The dry reforming of methane (DRM) is one method by which carbon dioxide and methane can be utilized for value-added products. DRM results in the formation of syngas, which is a combination of hydrogen and carbon monoxide. Syngas, in turn, can be used for energy or as a precursor for the production of liquid fuels, such as methanol. While the required energy input for the DRM reaction is quite high, the utilization of methane and carbon dioxide is enticing for environmental benefit.

Supported nickel (Ni)-based catalysts are often researched as DRM catalysts because they are active and less expensive than precious-metal-based catalysts.
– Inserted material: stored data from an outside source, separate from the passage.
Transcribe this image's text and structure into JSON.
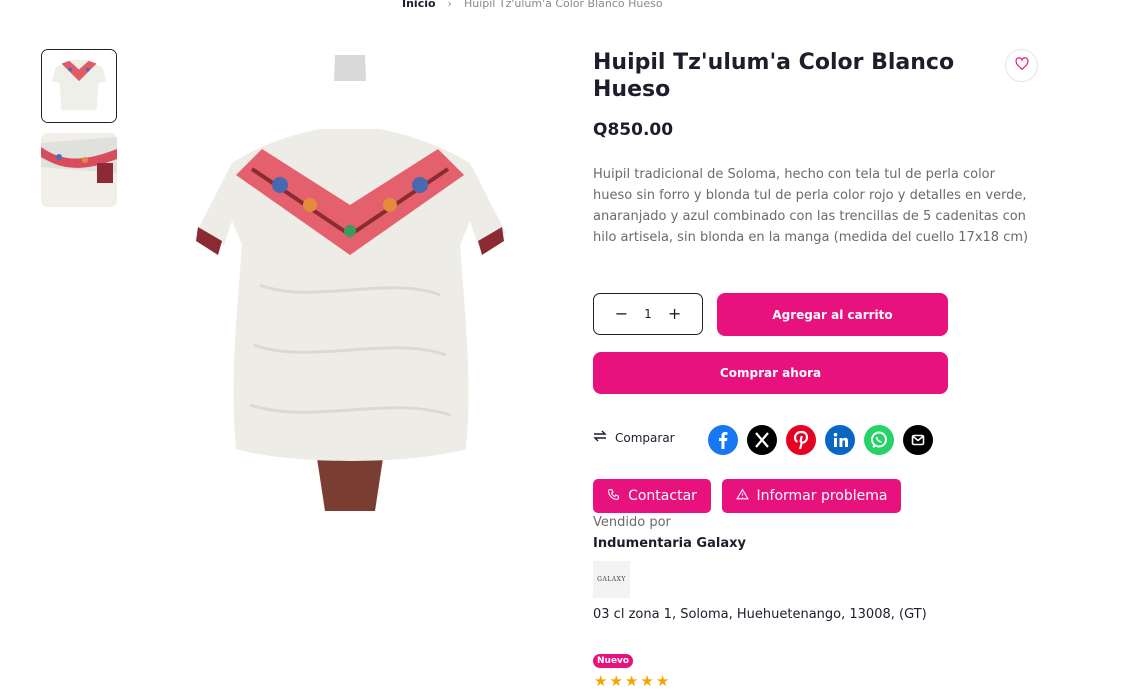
{
  "breadcrumb": {
    "home": "Inicio",
    "separator": "›",
    "current": "Huipil Tz'ulum'a Color Blanco Hueso"
  },
  "product": {
    "title": "Huipil Tz'ulum'a Color Blanco Hueso",
    "price": "Q850.00",
    "description": "Huipil tradicional de Soloma, hecho con tela tul de perla color hueso sin forro y blonda tul de perla color rojo y detalles en verde, anaranjado y azul combinado con las trencillas de 5 cadenitas con hilo artisela, sin blonda en la manga (medida del cuello 17x18 cm)"
  },
  "quantity": {
    "value": "1",
    "minus": "−",
    "plus": "+"
  },
  "buttons": {
    "add_to_cart": "Agregar al carrito",
    "buy_now": "Comprar ahora",
    "compare": "Comparar",
    "contact": "Contactar",
    "report": "Informar problema"
  },
  "social": [
    {
      "name": "facebook",
      "color": "#1877f2",
      "glyph": "f"
    },
    {
      "name": "x",
      "color": "#000000",
      "glyph": "𝕏"
    },
    {
      "name": "pinterest",
      "color": "#e60023",
      "glyph": "P"
    },
    {
      "name": "linkedin",
      "color": "#0a66c2",
      "glyph": "in"
    },
    {
      "name": "whatsapp",
      "color": "#25d366",
      "glyph": "✆"
    },
    {
      "name": "email",
      "color": "#000000",
      "glyph": "✉"
    }
  ],
  "vendor": {
    "sold_by_label": "Vendido por",
    "name": "Indumentaria Galaxy",
    "logo_text": "GALAXY",
    "address": "03 cl zona 1, Soloma, Huehuetenango, 13008, (GT)"
  },
  "badge": "Nuevo",
  "rating": {
    "stars": 5,
    "max": 5
  },
  "colors": {
    "accent": "#e8127f",
    "star": "#f2a700",
    "text": "#1d1d2b"
  }
}
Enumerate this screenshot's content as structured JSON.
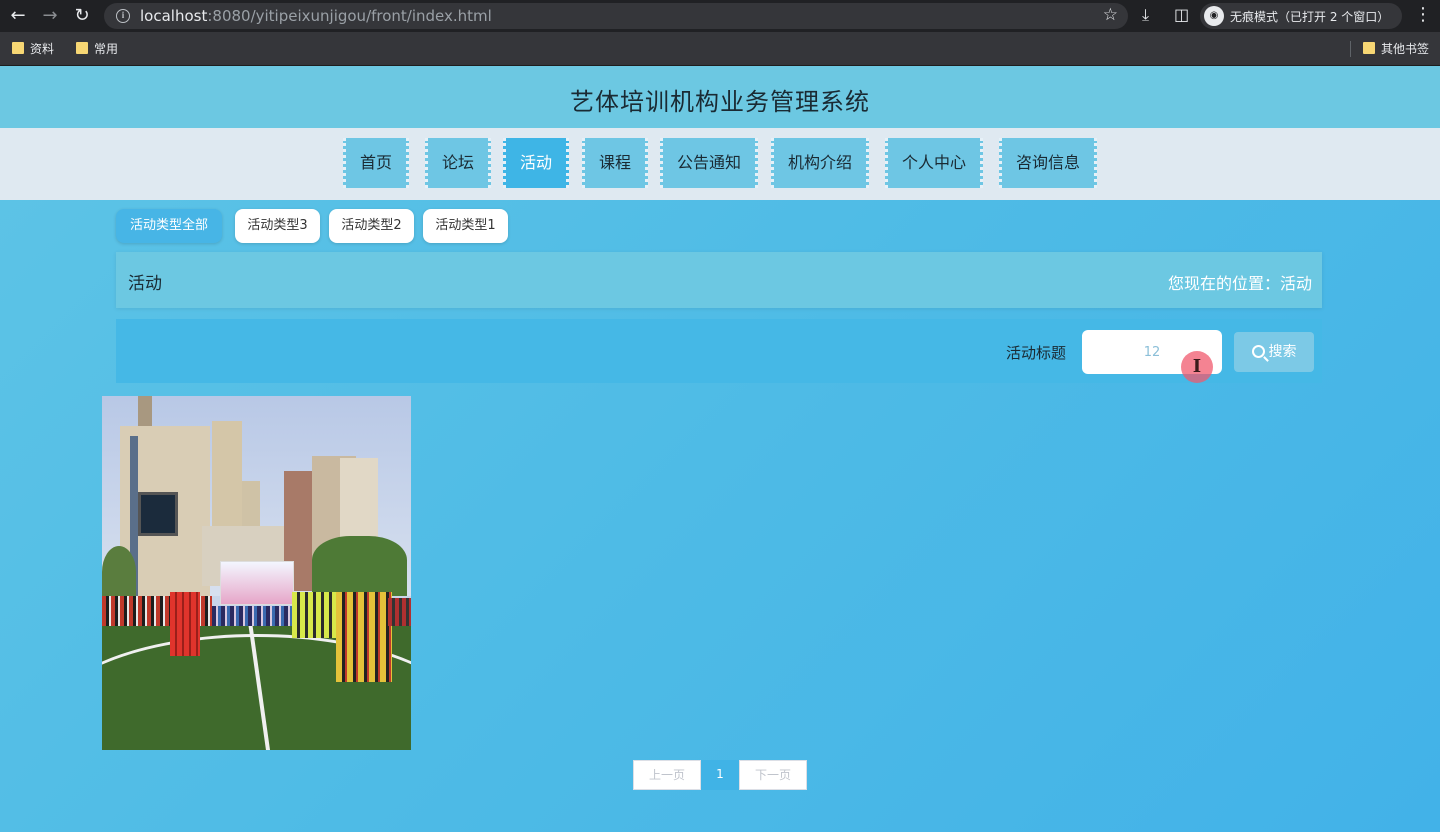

A major hurdle to DRM, however, is the deactivation of the catalysts due to carbon build-up during the reaction. The structure of the catalyst support material and its interaction with the active metal is thought to reduce coke deposition and catalyst deactivation during the DRM reaction.

In this study, novel polymer-inspired catalysts for DRM were prepared by pyrolyzing Ni-containing polydimethylsiloxane (PDMS). The pyrolyzed catalysts were found to be largely microporous Ni-based silica-supported catalysts, and the active nickel particles were nano-sized but did not disperse evenly in or on the catalysts. Even so, the catalysts demonstrated significant activity in the DRM reaction and had comparable performance to other catalysts reported in the published literature. The catalyst prepared with nominally 10 wt% Ni in PDMS (before calcination) displayed the highest methane conversion and lowest degradation of performance of the catalysts in this study. This research was successful in exploring polymer-inspired catalysts as novel catalysts for the DRM reaction.